Ensino Integral Eleva Desempenho no Enem 2024, Aponta Pesquisa

Estudantes do ensino integral têm notas maiores no Enem, diz estudo

© Arquivo/Agência Brasil

Goiás se destaca em pesquisa sobre o impacto do Ensino Médio Integral no ENEM 2024

Um estudo recente do Instituto Sonho Grande revelou que estudantes de escolas estaduais de Goiás que adotam o Ensino Médio Integral (EMI) obtiveram um desempenho superior no Exame Nacional do Ensino Médio (Enem) de 2024, em comparação com alunos de escolas de turno parcial. Para ser considerada EMI, a instituição deve oferecer no mínimo sete horas diárias ou 35 horas semanais de aulas.

A análise dos dados do Enem 2024, conduzida pelo Instituto Nacional de Estudos e Pesquisas Educacionais Anísio Teixeira (Inep), apontou que a maior diferença de desempenho se encontra na prova de redação. Alunos do EMI alcançaram, em média, 12 pontos a mais na redação, cuja pontuação varia de 0 a 1000. Essa diferença salta para 27 pontos em escolas com 100% das matrículas em tempo integral. O desempenho também foi superior em matemática, com uma diferença de cinco pontos em relação às escolas regulares.

Ana Paula Pereira, diretora-executiva do Instituto Sonho Grande, enfatizou a importância da educação integral para melhores resultados e oportunidades para os estudantes. “Esses dados vão ao encontro ao que já vínhamos observando em outras pesquisas: estudantes do ensino médio integral aprendem mais, quando comparados aos de tempo parcial”, afirmou.

O Censo Escolar de 2024 demonstra que os estados do Nordeste lideram em matrículas de tempo integral na rede pública, com Pernambuco, Ceará, Paraíba, Piauí e Sergipe apresentando as maiores proporções. Nessas regiões, as escolas com EMI também se destacaram no Enem, com médias mais elevadas em redação e nas áreas de conhecimento avaliadas.

Em Pernambuco, a diferença na prova de redação chega a 68 pontos a favor das escolas com oferta 100% integral. No Ceará, essa diferença é ainda maior, alcançando 134 pontos.
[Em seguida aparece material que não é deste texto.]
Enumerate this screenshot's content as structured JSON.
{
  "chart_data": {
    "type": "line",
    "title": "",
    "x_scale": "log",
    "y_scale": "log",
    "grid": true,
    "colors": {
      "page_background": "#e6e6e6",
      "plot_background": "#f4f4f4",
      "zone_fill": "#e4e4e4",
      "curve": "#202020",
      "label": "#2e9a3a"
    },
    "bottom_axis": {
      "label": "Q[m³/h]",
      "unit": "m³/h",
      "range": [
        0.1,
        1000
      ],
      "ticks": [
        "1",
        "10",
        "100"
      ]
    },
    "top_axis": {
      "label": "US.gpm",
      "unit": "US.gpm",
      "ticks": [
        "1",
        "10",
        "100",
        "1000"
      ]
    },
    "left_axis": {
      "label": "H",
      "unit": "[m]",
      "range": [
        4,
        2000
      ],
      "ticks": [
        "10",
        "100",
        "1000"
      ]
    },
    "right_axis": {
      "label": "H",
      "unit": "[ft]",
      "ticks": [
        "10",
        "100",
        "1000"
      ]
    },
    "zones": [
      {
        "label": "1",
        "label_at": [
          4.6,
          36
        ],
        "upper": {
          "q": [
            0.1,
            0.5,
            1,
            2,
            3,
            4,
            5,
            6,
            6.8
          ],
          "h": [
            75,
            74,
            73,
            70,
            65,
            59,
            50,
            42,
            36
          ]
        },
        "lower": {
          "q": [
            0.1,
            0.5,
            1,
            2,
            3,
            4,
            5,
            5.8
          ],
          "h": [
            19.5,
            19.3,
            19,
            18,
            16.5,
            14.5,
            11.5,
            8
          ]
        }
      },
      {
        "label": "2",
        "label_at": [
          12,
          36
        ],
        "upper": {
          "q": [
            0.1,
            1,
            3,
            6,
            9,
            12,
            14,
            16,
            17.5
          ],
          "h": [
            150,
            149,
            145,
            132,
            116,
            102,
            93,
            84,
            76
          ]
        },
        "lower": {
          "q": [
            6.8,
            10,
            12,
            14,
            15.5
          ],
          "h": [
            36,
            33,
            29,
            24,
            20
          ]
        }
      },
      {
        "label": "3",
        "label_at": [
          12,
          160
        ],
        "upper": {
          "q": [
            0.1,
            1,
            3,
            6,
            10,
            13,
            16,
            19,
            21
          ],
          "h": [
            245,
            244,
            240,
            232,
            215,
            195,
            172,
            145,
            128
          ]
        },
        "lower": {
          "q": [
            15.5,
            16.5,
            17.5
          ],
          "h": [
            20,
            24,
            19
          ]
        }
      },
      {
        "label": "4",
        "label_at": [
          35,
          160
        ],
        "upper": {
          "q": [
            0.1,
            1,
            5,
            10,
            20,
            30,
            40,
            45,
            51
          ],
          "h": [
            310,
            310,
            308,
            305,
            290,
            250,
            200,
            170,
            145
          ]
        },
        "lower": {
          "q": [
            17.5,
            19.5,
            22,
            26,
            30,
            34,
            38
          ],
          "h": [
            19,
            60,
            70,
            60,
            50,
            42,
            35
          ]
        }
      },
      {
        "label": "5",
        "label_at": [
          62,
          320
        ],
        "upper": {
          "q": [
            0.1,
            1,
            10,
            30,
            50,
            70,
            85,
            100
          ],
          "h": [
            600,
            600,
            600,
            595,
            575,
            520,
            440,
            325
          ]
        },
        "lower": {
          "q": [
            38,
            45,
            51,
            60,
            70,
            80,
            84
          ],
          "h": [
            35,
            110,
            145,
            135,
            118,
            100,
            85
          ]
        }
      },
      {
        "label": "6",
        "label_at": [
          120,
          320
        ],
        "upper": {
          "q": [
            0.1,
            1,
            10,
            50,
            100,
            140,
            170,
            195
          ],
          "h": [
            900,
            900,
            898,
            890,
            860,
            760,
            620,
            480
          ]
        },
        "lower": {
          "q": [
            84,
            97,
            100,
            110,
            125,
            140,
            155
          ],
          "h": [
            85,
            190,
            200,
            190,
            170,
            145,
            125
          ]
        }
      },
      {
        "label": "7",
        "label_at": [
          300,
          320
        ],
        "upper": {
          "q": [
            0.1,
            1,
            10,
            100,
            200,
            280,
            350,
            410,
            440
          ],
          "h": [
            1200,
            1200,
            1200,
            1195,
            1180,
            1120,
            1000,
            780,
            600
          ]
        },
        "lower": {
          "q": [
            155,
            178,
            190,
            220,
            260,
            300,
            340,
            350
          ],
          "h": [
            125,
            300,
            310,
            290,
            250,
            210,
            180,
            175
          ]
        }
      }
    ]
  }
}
Ana Paula Pereira atribui esse sucesso ao investimento contínuo e à priorização política do modelo integral nesses estados, com planejamento consistente, formação de professores e acompanhamento pedagógico.
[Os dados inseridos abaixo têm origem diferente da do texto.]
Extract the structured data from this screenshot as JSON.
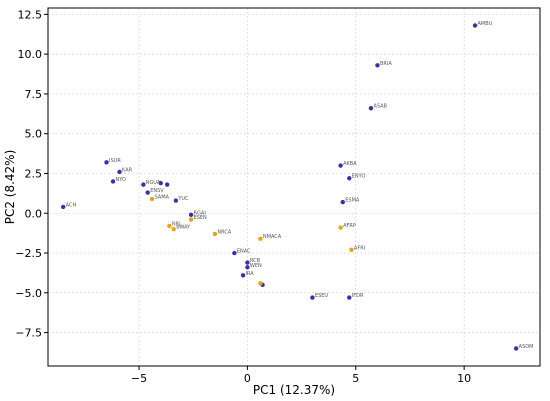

Outro estudo, realizado em parceria com o Instituto Natura, mostrou que alunos de escolas de ensino médio em tempo integral têm 16,5% mais participação no Enem e notas mais altas, principalmente em redação, com 29 pontos a mais. Maria Slemenson, superintendente de Políticas Educacionais para o Brasil do Instituto Natura, defende que o ensino médio integral é uma política pública transformadora e um caminho promissor para o país.

Além dos resultados acadêmicos, a educação em tempo integral também impacta positivamente o futuro profissional dos alunos, aumentando suas chances de acesso ao ensino superior e ao mercado de trabalho, além de reduzir problemas sociais como violência e gravidez na adolescência.

Apesar dos avanços, o percentual de matrículas em tempo integral na educação básica ainda não atingiu a meta do Plano Nacional de Educação (PNE). Ana Paula Pereira aponta o financiamento público contínuo, o apoio aos estudantes em vulnerabilidade socioeconômica e a reorganização das redes estaduais de educação como os principais desafios para a consolidação da política de ampliação do ensino integral.

O Programa Escola em Tempo Integral, do Ministério da Educação (MEC), busca expandir a oferta dessa modalidade de ensino em todo o país, com o objetivo de promover o desenvolvimento dos estudantes e melhorar os indicadores nacionais de aprendizagem. No entanto, especialistas defendem que a meta brasileira para o ensino em tempo integral seja mais ambiciosa, e que a expansão seja acompanhada de diretrizes pedagógicas que garantam o desenvolvimento integral dos alunos.